¿Son necesarios los acontecimientos
excepcionales sobrenaturales para poder tener fe? ¿Dependemos de los milagros?
¿Sólo podemos tener fe si somos testigos presenciales de fenómenos
sobrenaturales evidentes? Éstas son las preguntas que Dostoievski se plantea en
la leyenda de El
Gran Inquisidor, que revive las tentaciones del diablo a Jesús en el
desierto. Lo que está en juego es la libertad del hombre. El hombre, explica
Dostoievski en su leyenda, no necesita que Jesús descienda de la cruz ni que se
revista de la gloria terrena de un rey para creer. Ésa no es la voluntad de
Jesús, que no baja de la cruz cuando está escarnecido y sediento en ella, que
no se lanza desde lo alto del templo cuando el diablo le tentó a hacerlo porque
el hijo del hombre sería cogido y llevado en volandas por los ángeles. Jesús no
se vale de la pompa y la majestuosidad al entrar en Jerusalén, sino de un burro
y un pobre atuendo, para que el que crea no lo haga maravillado por la gloria terrena
que ciega la celestial. Según Dostoievski, el hombre que así cree estaría
subyugando su fe al advenimiento externo de fenómenos excepcionales. No cree
por sí mismo, sino porque ante milagros tales no le queda más que aceptar la
fe. Tú no bajaste de la cruz cuando te
gritaron: ‘¡Baja de la cruz y creeremos que eres tú!’ Tú no descendiste,
tampoco, porque también entonces rehusaste subyugar al hombre por el milagro y
estabas ansioso de fe libre; no por el milagro ansiabas libre amor, y no por el
fervor servil, involuntario, obtenido mediante la fuerza, de una vez para
siempre. Y a este punto, quien hace subyugar la fe al milagro, ¿acaso tiene
voluntad de fe? ¿Acaso el acontecimiento milagroso no será para él una mala
noticia?
En la actualidad es fácil escuchar argumentos
del Dios que juega al escondite: ‘Si Dios existe, que me dé una prueba, y si no
me la da, será que no existe’, o también ‘Si Dios existe, pues que venga aquí y
se presente ante mí y así me lo demuestre’. No obstante, ¿cuántos de nosotros
hemos visto el ADN? Yo, por lo menos, nunca lo he visto. Ante tal circunstancia
podemos argüir del mismo modo: ‘Si el ADN existe, entonces quiero verlo, y si
no lo veo, entonces no creo que exista’. Probablemente el que niega la
existencia de Dios porque no se muestra, nunca duda de la existencia del ADN. Su
postura sería la siguiente: ‘no veo a Dios, luego no creo en Él; no veo el ADN,
pero creo en su existencia’. Y la razón de creer en el ADN es que muchos
científicos son testigos. Pero, ¿acaso los apóstoles no son testigos de la
existencia de Dios? Si pasamos por alto el argumento intelectualista (¡que ya
esgrimían los judíos en su época!) de que sólo los letrados pueden ser testigos
fiables, lo cual es una idea ciertamente irracional, sólo nos queda preguntarnos
el por qué de esa posición, cuando a todas luces es contradictoria.

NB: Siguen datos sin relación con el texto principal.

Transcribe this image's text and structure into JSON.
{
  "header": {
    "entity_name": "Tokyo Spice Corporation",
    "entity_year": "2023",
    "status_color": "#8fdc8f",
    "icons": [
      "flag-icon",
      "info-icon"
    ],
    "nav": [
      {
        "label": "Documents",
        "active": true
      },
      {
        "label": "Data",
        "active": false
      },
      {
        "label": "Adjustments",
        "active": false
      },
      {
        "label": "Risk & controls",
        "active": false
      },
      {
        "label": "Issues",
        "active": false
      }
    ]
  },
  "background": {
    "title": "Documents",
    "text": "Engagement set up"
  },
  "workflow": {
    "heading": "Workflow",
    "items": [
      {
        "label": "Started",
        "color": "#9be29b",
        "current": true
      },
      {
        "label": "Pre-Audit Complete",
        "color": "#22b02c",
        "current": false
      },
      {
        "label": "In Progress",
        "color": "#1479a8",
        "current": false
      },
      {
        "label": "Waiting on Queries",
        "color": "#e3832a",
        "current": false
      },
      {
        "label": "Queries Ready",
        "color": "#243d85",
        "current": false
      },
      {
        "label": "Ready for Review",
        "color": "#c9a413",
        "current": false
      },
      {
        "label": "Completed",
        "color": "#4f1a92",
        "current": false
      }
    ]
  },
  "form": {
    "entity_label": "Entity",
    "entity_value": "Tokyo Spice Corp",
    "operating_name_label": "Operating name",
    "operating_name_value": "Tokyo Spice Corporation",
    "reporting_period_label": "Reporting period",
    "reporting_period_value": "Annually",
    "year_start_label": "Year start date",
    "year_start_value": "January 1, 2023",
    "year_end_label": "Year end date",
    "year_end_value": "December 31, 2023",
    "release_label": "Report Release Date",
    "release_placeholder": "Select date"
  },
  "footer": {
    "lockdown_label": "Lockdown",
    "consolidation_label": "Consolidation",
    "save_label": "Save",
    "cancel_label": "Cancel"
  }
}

¿Por qué no creer en Dios y sí en el
ADN, cuando las evidencias en este sentido son las mismas? Habrá que examinar
las consecuencias de creer en una cosa y en otra. Aceptar la existencia del ADN
no implica nada en mi actitud en un principio (salvo la posibilidad de la
determinación fatalista de la genética, al modo de Dawkins). Sin embargo,
aceptar la existencia de Dios conlleva un cambio de actitud evidente, un
compromiso que no es fácil asumir: la autodeterminación, la libertad. Hay
personas que prefieren asumir una vida sin sentido antes que una vida con
sentido que conlleve la carga de una libertad entendida como compromiso, y
esgrime el argumento del Dios que juega al escondite como excusa para no
abrazar esa cruz. Muchas veces, incluso de manera inconsciente, lo que subyace
al rechazo de la existencia de Dios es el miedo a la responsabilidad. Qué
lástima que la dicha sólo venga de la mano del ser sí mismo. Si para ser
felices tenemos que ser libres, ¡qué precio tan caro el de la felicidad!

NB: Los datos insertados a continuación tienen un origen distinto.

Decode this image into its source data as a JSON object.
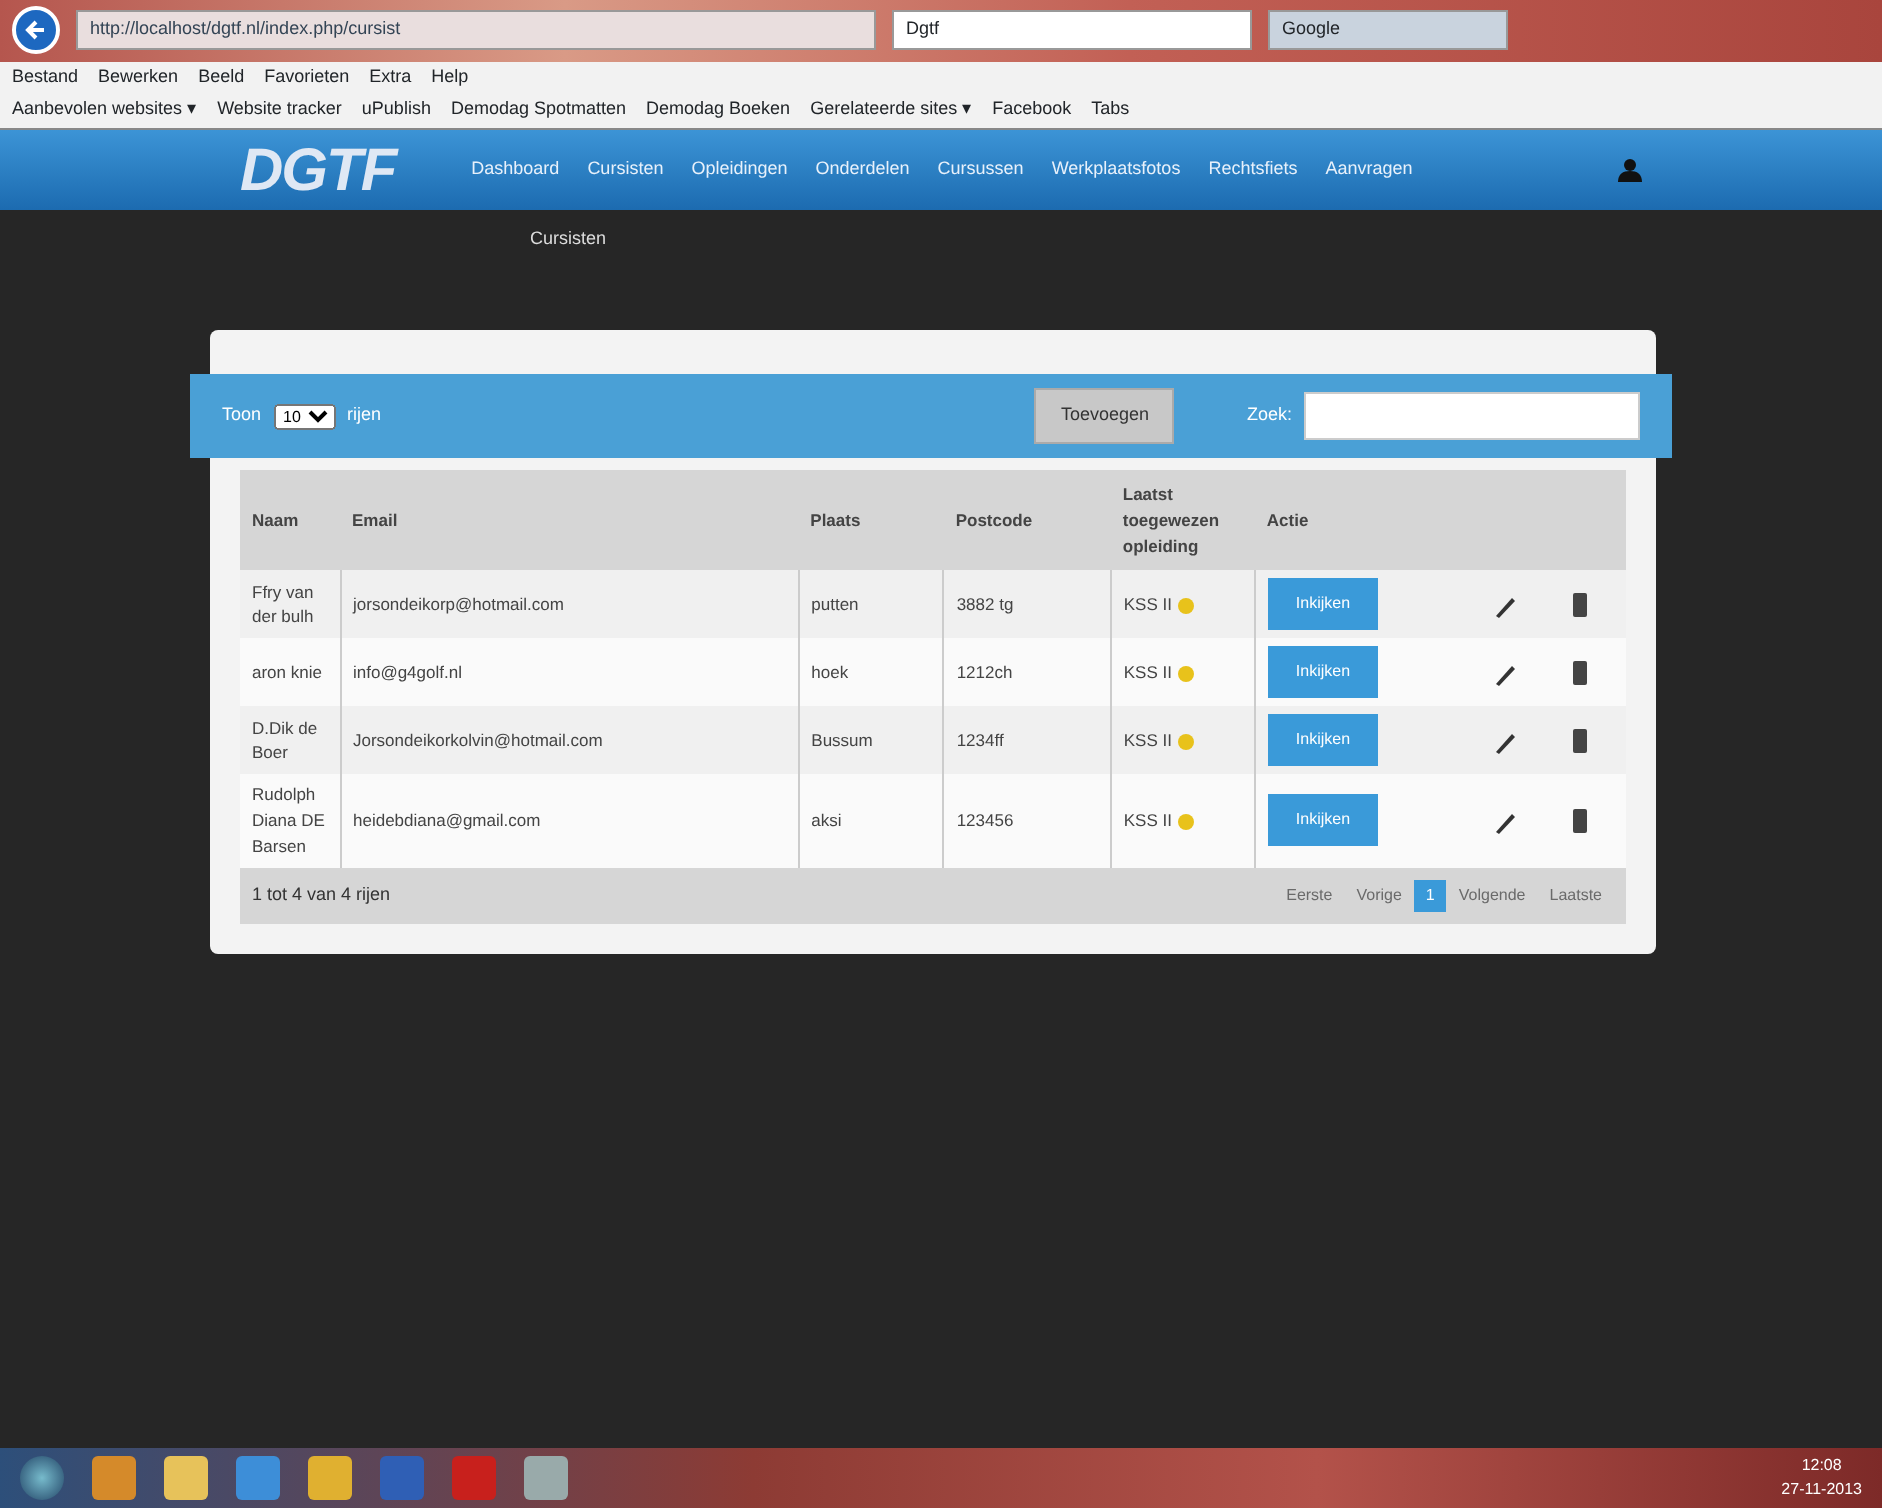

Siguiendo con la cuestión de los
milagros, ¿quién vería el milagro si éste sucede? Quien hace suya la excusa del
Dios que juega al escondite es también capaz de buscar modos de explicación de
los milagros que no impliquen la existencia de Dios. De modo que aquél que dice
‘Si Dios existe, que me dé una prueba’, difícilmente vería una prueba de Dios,
porque lo interpretaría de una manera atea. ¿Son los milagros los que anteceden
a la fe o la fe la que antecede a los milagros? En otras palabras, ¿se tiene fe
por los milagros o se ven milagros porque se tiene fe? Esta cuestión está
planteada en Los hermanos Karamázov
de Dostoievski: Piotr Alexándrovich Miúsov no ve milagros porque no tiene fe,
mientras que Alexiéi Fiódorovich Karamázov, protagonista de la historia, ve
milagros porque tiene fe. Examinando los casos unidos a sus consecuencias, vemos
que si los milagros anteceden a la fe, entonces la fe estaría subyugada a
pruebas y no sería más que la aceptación de una autoridad impuesta, mientras
que si la fe antecede a los milagros, la fe sería una libre respuesta de amor.

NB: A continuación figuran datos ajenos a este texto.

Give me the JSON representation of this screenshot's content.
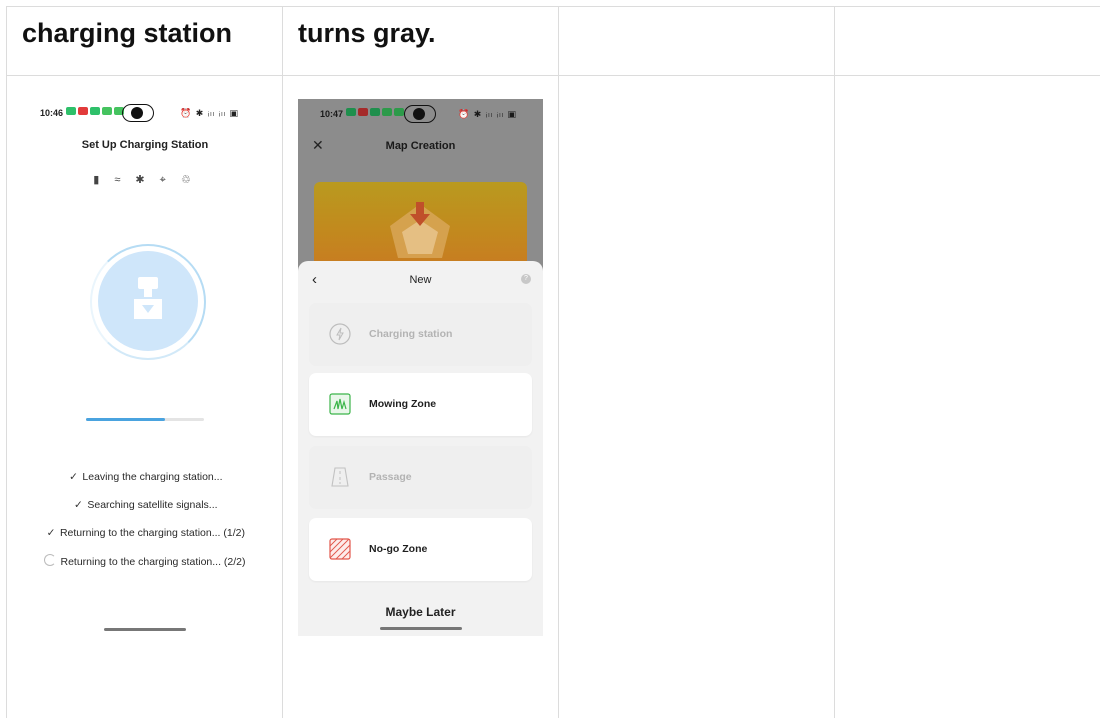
{
  "header": {
    "col1": "charging station",
    "col2": "turns gray."
  },
  "phone1": {
    "status_time": "10:46",
    "status_right": "⏰ ✱ ᵢₗₗ ᵢₗₗ ▣",
    "title": "Set Up Charging Station",
    "status_icons": "▮ ≈ ✱ ⌖ ♲",
    "progress_fraction": 0.67,
    "steps": [
      {
        "state": "done",
        "label": "Leaving the charging station..."
      },
      {
        "state": "done",
        "label": "Searching satellite signals..."
      },
      {
        "state": "done",
        "label": "Returning to the charging station... (1/2)"
      },
      {
        "state": "pending",
        "label": "Returning to the charging station... (2/2)"
      }
    ]
  },
  "phone2": {
    "status_time": "10:47",
    "status_right": "⏰ ✱ ᵢₗₗ ᵢₗₗ ▣",
    "close_glyph": "✕",
    "title": "Map Creation",
    "sheet": {
      "back_glyph": "‹",
      "title": "New",
      "help_glyph": "?",
      "options": [
        {
          "label": "Charging station",
          "state": "disabled",
          "icon": "lightning-icon"
        },
        {
          "label": "Mowing Zone",
          "state": "enabled",
          "icon": "grass-icon"
        },
        {
          "label": "Passage",
          "state": "disabled",
          "icon": "road-icon"
        },
        {
          "label": "No-go Zone",
          "state": "enabled",
          "icon": "no-go-hatch-icon"
        }
      ],
      "maybe_later": "Maybe Later"
    }
  },
  "colors": {
    "progress": "#4aa3df",
    "mowing_green": "#3cb54a",
    "nogo_red": "#e2574c",
    "disabled_text": "#b3b3b3"
  }
}
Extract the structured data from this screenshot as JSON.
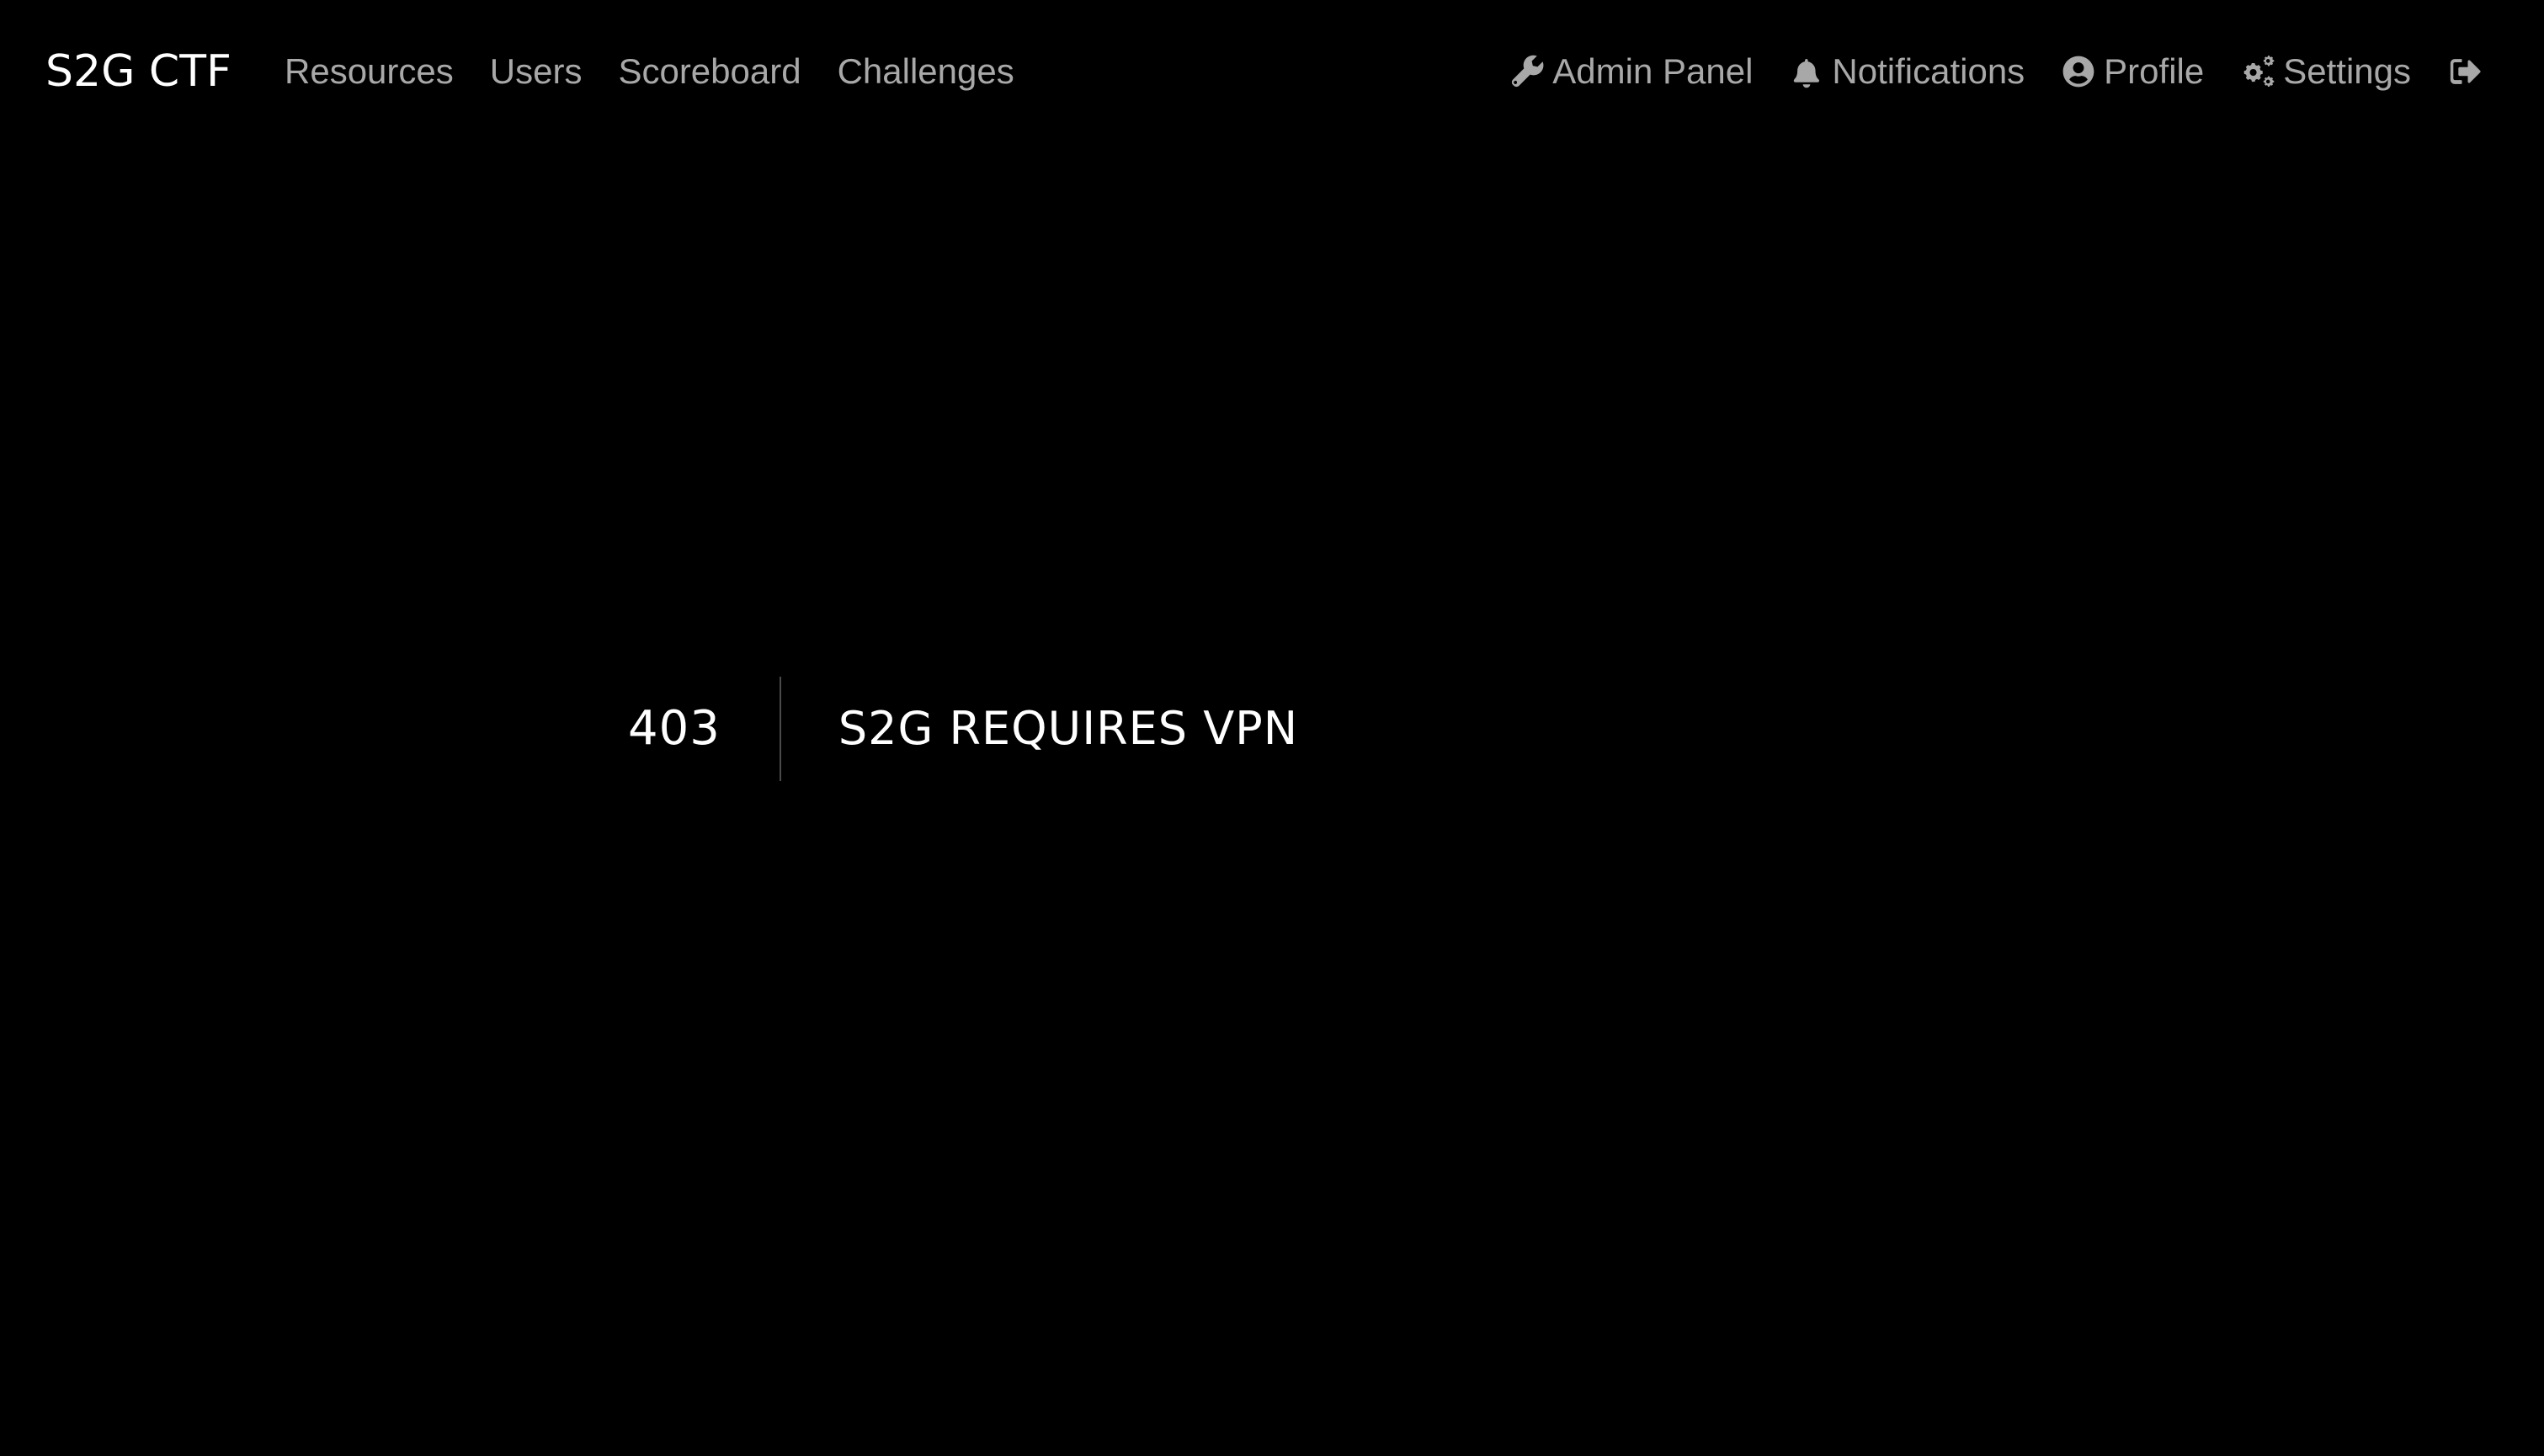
{
  "navbar": {
    "brand": "S2G CTF",
    "left_links": [
      {
        "label": "Resources"
      },
      {
        "label": "Users"
      },
      {
        "label": "Scoreboard"
      },
      {
        "label": "Challenges"
      }
    ],
    "right_links": [
      {
        "label": "Admin Panel",
        "icon": "wrench-icon"
      },
      {
        "label": "Notifications",
        "icon": "bell-icon"
      },
      {
        "label": "Profile",
        "icon": "user-circle-icon"
      },
      {
        "label": "Settings",
        "icon": "gears-icon"
      },
      {
        "label": "",
        "icon": "logout-icon"
      }
    ]
  },
  "error": {
    "code": "403",
    "message": "S2G REQUIRES VPN"
  },
  "colors": {
    "background": "#000000",
    "brand_text": "#ffffff",
    "nav_text": "#a8a8a8",
    "divider": "#4a4a4a"
  }
}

Esto no hace sino confirmar la teoría de las tres verdades. La verdad
sensible es aquella que viene definida como “ver para creer”, y se refiere al
conocimiento de la realidad en el encuentro fáctico con la inmediatez empírica.
La verdad intelectual es entendida como ‘entender para creer’, y va un poco más
allá que la anterior, porque hacen falta conceptos inteligibles previos a la
comprensión de una realidad. Y, finalmente, la verdad espiritual, que es
definida como ‘creer para ver’, conformándose así el círculo de la verdad en el
que la primacía es espiritual. Esta concepción de la verdad implica que la fe
antecede a la visión y concepción de la realidad y los fenómenos, incluidos,
por supuesto, los milagros.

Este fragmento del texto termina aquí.